La Voz de Galicia

Cuando se tiene una visión chata de la vida, casi todo se ve chato, excepto lo que es chato de por sí, que se representa entonces agrandado y perfectamente nítido —como chato que es— en la mente estrecha. La cosa no tiene mucho remedio. Para quien carece de la sensibilidad necesaria un poema parecerá una pérdida de tiempo, comparará un cuadro abstracto con un borrón infantil y encontrará aburridas o imbailables ciertas músicas. Para el egoísta, el generoso resultará ingenuo o incluso tonto, del mismo modo que el perro será incapaz de ponderar la belleza de la perdiz que persigue a campo través. Hay que hacerse a la idea.
Por eso, en tiempos en los que lo sublime tiende a producir repelús, indiferencia o abierto desprecio, reconforta la crónica de los 33 mineros chilenos, llena de palabras como fe, esperanza, solidaridad, esfuerzo, empeño, audacia, magnanimidad, paciencia, coraje, gratitud. Todas las grandes palabras comparecen en el caso, pero sin la impostación que las ha convertido en impopulares por culpa de los logotraficantes, gente que suele adscribirse, por cierto, al grupo de la visión chata: los que sólo piensan en términos de poder y dinero. A esos no hay modo de sacarlos de ahí, y si ven que la clave religiosa ha tenido su parte en la esperanza de los mineros, la acallan o la traducen a términos políticos, que son los únicos que realmente entienden.
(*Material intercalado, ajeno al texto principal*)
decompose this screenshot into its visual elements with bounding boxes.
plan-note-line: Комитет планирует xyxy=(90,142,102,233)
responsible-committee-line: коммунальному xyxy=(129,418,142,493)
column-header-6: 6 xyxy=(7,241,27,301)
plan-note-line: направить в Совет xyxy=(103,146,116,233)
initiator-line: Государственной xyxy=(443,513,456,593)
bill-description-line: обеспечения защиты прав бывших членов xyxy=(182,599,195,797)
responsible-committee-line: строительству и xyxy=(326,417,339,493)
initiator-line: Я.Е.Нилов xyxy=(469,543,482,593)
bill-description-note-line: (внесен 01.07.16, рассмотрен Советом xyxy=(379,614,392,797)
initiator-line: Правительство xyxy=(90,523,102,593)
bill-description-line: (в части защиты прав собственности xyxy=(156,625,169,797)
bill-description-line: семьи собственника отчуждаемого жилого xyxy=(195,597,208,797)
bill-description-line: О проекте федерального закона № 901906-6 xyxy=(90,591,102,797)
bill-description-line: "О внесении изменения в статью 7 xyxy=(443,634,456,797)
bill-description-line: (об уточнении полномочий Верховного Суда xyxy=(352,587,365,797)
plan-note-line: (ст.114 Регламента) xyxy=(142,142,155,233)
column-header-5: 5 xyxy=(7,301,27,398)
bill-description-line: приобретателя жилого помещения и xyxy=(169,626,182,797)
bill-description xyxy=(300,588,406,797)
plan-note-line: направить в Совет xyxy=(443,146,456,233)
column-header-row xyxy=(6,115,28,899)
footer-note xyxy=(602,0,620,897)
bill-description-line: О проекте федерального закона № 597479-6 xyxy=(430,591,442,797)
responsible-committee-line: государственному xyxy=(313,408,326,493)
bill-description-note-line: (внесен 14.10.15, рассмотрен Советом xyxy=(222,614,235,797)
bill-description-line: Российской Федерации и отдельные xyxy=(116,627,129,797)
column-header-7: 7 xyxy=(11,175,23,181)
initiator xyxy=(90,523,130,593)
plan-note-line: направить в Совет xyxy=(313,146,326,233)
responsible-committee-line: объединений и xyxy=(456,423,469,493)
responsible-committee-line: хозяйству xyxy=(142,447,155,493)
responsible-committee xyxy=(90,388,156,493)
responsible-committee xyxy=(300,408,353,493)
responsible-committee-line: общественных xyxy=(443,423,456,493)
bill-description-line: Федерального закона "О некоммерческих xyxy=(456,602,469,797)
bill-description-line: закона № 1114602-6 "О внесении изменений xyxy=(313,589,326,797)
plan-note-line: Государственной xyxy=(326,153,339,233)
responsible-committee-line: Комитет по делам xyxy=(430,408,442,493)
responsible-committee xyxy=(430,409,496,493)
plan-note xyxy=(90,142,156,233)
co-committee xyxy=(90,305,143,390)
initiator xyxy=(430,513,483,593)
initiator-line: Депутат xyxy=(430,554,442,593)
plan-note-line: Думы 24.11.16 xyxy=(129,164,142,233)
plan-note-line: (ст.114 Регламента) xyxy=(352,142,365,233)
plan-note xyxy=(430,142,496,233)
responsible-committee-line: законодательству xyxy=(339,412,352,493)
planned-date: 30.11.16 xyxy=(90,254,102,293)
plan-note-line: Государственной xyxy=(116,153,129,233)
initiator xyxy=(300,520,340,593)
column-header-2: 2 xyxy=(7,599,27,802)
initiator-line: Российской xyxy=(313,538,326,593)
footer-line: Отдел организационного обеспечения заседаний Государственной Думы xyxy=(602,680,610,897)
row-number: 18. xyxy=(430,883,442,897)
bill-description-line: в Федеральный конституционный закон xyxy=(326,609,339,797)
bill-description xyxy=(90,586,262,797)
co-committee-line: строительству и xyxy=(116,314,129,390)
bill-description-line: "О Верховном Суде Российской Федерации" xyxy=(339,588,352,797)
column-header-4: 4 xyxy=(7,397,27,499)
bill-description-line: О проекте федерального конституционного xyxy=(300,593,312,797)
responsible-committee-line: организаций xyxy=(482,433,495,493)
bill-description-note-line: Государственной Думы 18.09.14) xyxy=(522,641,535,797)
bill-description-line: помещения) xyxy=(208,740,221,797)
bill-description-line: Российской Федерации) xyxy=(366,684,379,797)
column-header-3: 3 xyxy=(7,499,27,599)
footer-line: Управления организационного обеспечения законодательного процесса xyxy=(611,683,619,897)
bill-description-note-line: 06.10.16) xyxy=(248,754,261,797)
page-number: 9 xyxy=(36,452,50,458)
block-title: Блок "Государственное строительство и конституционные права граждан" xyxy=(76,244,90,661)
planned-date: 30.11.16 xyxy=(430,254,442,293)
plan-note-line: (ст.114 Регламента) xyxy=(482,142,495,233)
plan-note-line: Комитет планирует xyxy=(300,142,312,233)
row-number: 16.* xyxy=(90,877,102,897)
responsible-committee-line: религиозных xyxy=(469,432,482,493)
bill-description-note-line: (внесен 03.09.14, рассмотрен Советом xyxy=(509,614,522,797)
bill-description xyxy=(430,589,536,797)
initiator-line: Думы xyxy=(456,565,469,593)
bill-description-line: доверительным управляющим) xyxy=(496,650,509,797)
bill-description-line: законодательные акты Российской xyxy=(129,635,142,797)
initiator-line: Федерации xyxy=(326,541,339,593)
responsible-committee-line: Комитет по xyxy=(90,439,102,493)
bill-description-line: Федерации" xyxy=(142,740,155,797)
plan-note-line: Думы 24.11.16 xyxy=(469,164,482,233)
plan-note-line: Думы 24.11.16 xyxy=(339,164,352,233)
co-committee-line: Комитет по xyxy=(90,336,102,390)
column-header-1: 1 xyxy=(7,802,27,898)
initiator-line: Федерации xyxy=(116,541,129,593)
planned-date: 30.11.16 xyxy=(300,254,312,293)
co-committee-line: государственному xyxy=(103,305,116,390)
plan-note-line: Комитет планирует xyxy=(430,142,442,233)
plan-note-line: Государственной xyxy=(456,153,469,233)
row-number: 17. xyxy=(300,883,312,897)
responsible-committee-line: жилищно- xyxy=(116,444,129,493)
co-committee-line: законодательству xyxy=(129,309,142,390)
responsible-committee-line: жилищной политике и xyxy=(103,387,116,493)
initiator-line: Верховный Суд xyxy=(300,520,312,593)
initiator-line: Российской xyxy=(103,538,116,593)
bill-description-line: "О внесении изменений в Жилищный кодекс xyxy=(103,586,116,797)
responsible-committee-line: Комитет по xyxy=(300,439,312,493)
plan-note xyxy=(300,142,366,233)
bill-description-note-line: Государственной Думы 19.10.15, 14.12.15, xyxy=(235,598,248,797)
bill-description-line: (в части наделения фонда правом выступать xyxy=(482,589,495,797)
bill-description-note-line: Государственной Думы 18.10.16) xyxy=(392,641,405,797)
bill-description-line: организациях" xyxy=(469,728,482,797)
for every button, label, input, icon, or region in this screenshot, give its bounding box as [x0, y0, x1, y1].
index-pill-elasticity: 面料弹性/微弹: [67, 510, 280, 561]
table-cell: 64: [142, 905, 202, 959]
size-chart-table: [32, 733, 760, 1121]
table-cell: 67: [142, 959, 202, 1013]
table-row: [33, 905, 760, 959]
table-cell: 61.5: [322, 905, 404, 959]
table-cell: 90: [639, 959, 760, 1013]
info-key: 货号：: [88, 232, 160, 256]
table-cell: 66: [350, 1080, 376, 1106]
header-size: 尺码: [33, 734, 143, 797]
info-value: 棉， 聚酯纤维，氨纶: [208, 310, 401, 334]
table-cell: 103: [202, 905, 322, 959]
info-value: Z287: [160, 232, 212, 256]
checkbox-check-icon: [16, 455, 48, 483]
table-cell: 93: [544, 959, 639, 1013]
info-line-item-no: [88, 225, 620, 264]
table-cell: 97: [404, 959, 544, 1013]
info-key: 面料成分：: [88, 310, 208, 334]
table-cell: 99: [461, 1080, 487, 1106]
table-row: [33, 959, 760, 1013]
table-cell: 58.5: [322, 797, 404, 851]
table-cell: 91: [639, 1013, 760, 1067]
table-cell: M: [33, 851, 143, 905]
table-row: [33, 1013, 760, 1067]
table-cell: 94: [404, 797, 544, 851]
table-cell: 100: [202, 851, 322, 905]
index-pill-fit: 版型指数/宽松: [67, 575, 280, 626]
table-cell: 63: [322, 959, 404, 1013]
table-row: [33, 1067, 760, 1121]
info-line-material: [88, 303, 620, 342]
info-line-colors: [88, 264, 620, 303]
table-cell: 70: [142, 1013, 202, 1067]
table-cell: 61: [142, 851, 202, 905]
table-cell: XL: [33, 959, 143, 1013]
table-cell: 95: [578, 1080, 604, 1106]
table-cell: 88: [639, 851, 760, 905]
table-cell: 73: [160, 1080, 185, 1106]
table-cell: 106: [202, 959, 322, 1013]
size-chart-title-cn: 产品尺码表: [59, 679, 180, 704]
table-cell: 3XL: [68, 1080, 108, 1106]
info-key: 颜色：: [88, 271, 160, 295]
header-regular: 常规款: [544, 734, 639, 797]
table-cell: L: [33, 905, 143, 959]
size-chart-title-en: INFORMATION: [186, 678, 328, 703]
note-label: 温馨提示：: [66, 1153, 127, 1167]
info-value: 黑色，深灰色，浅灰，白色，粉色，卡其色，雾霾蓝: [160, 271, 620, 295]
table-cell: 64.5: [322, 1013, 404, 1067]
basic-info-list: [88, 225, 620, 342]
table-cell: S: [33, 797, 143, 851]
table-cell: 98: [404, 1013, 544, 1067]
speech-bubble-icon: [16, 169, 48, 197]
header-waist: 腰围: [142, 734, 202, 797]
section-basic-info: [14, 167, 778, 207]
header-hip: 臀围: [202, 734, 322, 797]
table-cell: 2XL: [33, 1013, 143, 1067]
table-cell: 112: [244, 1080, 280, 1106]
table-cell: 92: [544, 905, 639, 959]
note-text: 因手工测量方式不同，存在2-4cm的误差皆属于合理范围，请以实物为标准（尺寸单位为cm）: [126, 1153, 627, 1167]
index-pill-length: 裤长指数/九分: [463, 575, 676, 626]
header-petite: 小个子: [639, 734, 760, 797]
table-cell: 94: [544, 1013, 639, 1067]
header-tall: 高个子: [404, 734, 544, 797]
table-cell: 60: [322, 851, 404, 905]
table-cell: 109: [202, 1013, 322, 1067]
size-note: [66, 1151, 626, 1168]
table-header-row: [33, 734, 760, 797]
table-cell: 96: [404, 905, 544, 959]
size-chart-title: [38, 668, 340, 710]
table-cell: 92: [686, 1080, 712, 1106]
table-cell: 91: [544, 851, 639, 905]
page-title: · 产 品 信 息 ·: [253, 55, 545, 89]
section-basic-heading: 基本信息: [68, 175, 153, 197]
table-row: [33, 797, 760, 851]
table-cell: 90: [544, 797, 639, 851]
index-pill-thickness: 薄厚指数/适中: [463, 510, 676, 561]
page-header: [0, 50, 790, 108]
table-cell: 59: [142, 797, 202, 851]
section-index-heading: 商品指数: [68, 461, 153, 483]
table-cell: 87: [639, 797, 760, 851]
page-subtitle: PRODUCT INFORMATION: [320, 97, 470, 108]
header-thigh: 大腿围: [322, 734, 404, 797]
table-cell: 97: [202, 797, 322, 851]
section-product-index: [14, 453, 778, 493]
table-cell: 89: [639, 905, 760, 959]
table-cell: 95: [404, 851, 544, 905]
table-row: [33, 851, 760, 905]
Pasa también con los viajes del Papa. La primera fase de la artillería chata consiste siempre en la alusión a sus costes, algo que les importa poco o nada cuando se trata de fastos más chatos, menos sublimes. Pasó en Portugal y pasó en Gran Bretaña. Sucede ahora en Barcelona y en Santiago. No me parece buen camino refutarlos siguiendo su lógica: nunca se podría achatar lo bastante la explicación para que la entendieran, y se correría el riesgo de rebajar lo sublime al tamaño de unos cuantos.